Double-bind theory: Bateson et al (1956) suggest that children who frequently receive contradictory messages from their parents are more likely to develop schizophrenia, because this prevents them from developing an internally coherent construction of reality. For example, if a mother tells her son that she loves him, yet at the same time turns her head away in disgust, the child receives two conflicting messages about their relationship on different communicative levels, one of affection on the verbal level and one of animosity on the non-verbal level (one invalidates the other). The child is unable to decide what is ‘good’ behaviour, and is often punished for ‘wrong’ behaviour. This may lead to the child developing a false concept of reality and an inability to communicate effectively, explaining delusions, hallucinations and disorganised speech Bateson did not suggest that double bind communication caused schizophrenia on its own, but it may be a contributing factor.

Expressed emotion: Another family variable associated with schizophrenia is a negative emotional climate, or more specifically, a high degree of ‘expressed emotions’. Expressed emotion is a family communication style that involves criticism, hostility and emotional over-involvement. High levels of this may influence relapse rates, or the onset of schizophrenia in a vulnerable person. The negative emotional climate in these families arouses the patient and leads to stress beyond his or her already impaired coping mechanisms, triggering a schizophrenic episode.

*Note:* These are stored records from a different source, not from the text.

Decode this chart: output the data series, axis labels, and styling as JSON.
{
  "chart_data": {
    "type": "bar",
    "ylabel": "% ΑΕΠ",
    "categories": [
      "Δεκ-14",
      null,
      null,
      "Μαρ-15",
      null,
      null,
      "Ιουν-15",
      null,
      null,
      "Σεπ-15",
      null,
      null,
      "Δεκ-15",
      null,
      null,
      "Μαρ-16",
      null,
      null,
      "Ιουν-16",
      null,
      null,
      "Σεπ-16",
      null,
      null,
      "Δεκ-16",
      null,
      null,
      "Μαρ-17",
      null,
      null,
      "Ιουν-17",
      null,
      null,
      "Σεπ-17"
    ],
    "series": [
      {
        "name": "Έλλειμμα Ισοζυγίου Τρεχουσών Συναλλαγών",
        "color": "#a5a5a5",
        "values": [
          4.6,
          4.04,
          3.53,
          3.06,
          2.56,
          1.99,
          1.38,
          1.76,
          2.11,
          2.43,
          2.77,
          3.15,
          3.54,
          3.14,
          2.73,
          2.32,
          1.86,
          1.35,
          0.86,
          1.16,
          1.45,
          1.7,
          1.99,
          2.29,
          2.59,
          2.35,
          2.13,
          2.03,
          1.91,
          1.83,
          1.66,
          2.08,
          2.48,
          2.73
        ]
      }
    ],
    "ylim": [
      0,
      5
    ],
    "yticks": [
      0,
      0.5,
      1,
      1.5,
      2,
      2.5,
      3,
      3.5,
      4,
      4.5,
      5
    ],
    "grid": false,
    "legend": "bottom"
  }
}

Schizophrenia: Genetics, figure 1

Evaluation:

  • Berry et al (2008) found that 69% of women and 59% of men with schizophrenia in their sample had a history of physical and/or sexual abuse in childhood, supporting that family dysfunction is a risk factor in developing schizophrenia.
  • Research in this area is often retrospective, meaning that patients with the disorder are asked to think back to their childhood and explain what it was like. Such recollections are unlikely to be completely trustworthy, therefore reducing the validity of the evidence and therefore the explanation.
  • There is hardly any evidence supporting the particular explanations of the schizophrenogenic mother or the double-bind theory, and it leads to the blame for the disorder being put on the parents, which many psychiatrists today find unacceptable.

Cognitive Explanations

Schizophrenia: Genetics, figure 1

Cognitive explanations focus on the role of dysfunctional thought processing contributing to schizophrenia symptoms. These faulty thoughts may be due to abnormal biological functioning (as seen in the examples of neural correlates). Frith et al (1992) identified two main kinds of dysfunctional/faulty thought processing:

  • Metarepresentation: the ability to reflect on, and have insight into, our own intentions and the actions of others. Dysfunction in this area could mean that the individual is unable to recognise that their own thoughts are actually theirs, so leading to hallucinations (voices) and delusions (thought insertion).
  • Central control: the ability to suppress automatic responses/triggers in response to stimuli. Dysfunction in this area could mean that the individual cannot suppress automatic thoughts that get triggered by other thoughts. This could explain disorganised speech and disordered thinking.

Evaluation:

  • Stirling et al (2006) found that participants with schizophrenia took much longer than participants without schizophrenia to complete a Stroop test (a test where the colour a word is written in must be named, even though the word is a different colour). This supports that schizophrenia sufferers have problems with central control (ability to supress automatic thoughts).
  • Abnormal cognitions may be one of the effects/consequences of schizophrenia, rather that actually causing the development of it in the first place. This weakens cognitive explanations, as they are unlikely to be a complete explanation of the disorder.